Wow. I don't know where to start. Under Rose-Tainted Skies just completely blew me away in so many regards. Ten pages in, I already knew I was reading something special – Louise Gornall's writing got right under my skin and Norah's incredible voice had me completely riveted. The book only got better and better from there, with a perfectly paced plot that peaks with an incredibly intense finale; it had me trying to read as fast as humanly possible to relieve the unbearable tension, while simultaneously trying to savour every word of the exquisitely written prose. Norah's voice is very distinctive, and vivid imagery is ever constant throughout her stream of consciousness. I can appreciate how the author's style might be polarising, but the narrative clicked perfectly for me, with every comparison, every simile, every metaphor absolutely hitting the spot.
With the book set pretty much entirely within Norah's house, where she is alone for large stretches, we get an intense and penetrating look into Norah's psyche. This is the first time I've read something from the perspective of a character with agoraphobia, and it was as eye-opening as it was heartbreaking. Even as Norah can't stop contemplating the misery of her isolation and the allure of life outside the front door, she knows that there's no way that her broken mind will let her step out of her safe place. Compounded by a combination of other mental illnesses as well, seeing things through Norah's eyes is an incredibly intense and affecting experience. It could all easily have collapsed into something that was completely unreadable. However, holding everything together is Norah's wonderful personality, which shines through despite the heavy fog of mental illness. She is smart, compassionate and brave, with a wonderfully expressive and sarcastic inner voice, despite how awkward she comes across talking to other people. Being housebound means that she's had to miss out on a lot throughout her teens, but thanks to the arrival of Luke, she has the chance to experience the classic teenage staple that is first love.
I absolutely adored Norah and Luke and their beautifully developed connection. It's a wonderfully slow-burning romance, and rather different to your standard YA relationship. Norah certainly won't be going out for dates anytime soon, and as much as she might like to, she can't even bring herself to touch Luke. Yet, just hearing the two talk, while being privy to the fireworks going on in Norah's brain, was enough to make this one of the most gorgeous relationships that I've seen in a while. Everything, from the extended period of initial awkwardness, to the gentle flirting, and the eventual evolution into deeper and sincerer discussions, felt oh so relatable and heartwarming to read. The dialogue is simple but powerful, and a smart step away from the more typical YA move of sacrificing realism for the sake of constant wit. Also deserving a mention is Norah's amazing mum, who has some great dialogue, and is a veritable fountain of understanding and wisdom.

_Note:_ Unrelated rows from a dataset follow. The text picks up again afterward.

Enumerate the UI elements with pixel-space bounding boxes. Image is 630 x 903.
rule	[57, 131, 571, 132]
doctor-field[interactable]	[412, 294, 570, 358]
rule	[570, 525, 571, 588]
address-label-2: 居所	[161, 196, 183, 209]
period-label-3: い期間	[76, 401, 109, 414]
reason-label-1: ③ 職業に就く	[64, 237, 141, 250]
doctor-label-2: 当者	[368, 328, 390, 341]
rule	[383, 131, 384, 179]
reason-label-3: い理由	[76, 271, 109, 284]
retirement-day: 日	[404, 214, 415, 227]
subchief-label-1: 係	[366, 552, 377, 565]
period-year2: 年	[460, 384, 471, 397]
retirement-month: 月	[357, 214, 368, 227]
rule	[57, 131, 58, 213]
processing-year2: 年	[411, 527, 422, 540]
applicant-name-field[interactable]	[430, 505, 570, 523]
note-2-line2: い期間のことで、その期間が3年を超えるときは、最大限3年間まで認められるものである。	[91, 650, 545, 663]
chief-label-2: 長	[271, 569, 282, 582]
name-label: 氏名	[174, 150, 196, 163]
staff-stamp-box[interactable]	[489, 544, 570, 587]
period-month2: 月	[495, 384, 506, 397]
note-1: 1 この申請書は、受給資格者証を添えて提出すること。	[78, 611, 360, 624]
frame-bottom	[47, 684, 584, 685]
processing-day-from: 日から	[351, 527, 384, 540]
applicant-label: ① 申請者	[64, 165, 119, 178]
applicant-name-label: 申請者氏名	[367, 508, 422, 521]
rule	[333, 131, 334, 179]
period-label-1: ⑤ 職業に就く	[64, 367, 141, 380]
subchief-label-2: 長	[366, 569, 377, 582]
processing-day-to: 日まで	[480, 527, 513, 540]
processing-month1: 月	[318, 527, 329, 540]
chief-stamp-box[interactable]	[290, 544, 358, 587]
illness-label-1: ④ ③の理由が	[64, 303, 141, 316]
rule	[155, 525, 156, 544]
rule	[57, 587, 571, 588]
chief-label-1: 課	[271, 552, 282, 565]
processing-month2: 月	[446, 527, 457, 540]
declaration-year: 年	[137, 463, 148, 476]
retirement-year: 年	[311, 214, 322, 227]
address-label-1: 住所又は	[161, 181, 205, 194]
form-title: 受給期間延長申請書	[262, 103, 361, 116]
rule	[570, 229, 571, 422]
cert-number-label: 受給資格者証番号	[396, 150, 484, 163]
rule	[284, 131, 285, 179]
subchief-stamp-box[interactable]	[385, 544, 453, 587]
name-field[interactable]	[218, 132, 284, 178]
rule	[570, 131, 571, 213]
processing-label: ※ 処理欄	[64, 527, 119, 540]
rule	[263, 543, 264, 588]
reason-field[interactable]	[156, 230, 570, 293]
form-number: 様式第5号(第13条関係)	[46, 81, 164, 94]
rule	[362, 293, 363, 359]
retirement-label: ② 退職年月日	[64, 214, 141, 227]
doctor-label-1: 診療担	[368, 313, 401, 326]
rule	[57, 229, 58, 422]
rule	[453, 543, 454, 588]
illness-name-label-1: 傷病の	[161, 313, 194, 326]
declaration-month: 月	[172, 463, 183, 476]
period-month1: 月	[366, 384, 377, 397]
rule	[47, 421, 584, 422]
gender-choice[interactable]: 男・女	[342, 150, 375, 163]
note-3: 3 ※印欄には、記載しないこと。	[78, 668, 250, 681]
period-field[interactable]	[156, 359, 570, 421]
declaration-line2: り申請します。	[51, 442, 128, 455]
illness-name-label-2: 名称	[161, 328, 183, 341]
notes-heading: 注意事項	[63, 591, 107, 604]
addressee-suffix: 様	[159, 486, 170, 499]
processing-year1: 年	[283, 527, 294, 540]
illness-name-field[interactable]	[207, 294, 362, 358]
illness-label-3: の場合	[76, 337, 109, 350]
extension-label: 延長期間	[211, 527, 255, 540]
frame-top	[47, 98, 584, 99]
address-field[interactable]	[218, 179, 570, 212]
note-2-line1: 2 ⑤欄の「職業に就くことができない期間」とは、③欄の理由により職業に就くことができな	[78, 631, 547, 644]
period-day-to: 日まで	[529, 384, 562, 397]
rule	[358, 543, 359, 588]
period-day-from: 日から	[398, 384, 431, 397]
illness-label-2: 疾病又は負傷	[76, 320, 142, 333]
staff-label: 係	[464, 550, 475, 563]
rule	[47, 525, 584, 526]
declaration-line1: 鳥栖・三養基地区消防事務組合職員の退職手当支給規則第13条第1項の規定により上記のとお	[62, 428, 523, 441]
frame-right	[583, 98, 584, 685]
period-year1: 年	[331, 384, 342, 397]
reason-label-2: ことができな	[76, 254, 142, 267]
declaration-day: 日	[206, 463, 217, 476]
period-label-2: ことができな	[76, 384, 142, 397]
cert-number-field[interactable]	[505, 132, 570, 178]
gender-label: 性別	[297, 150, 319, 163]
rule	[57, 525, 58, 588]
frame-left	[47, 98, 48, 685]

As life-affirming as it is heartbreaking, Under Rose-Tainted Skies is a remarkable debut that rockets Louise Gornall to the top of my list of YA writers to watch.
My thanks to the publishers for sending a copy to The Bookbag.
The last book that had me this emotionally hooked was The Last Leaves Falling by Sarah Benwell, while the raw and beautiful This Song Will Save Your Life by Leila Sales is another example of YA contemporary at its very best. Meanwhile, Hurt by Tabitha Suzuma and Born Scared by Kevin Brooks are both intense, gripping stories with protagonists suffering from PTSD and anxiety respectively. The lush style of Louise Gornall's prose also reminded me a lot of Jandy Nelson; The Sky is Everywhere and I'll Give You The Sun, are both breathtaking stories with wonderful characters and relationships.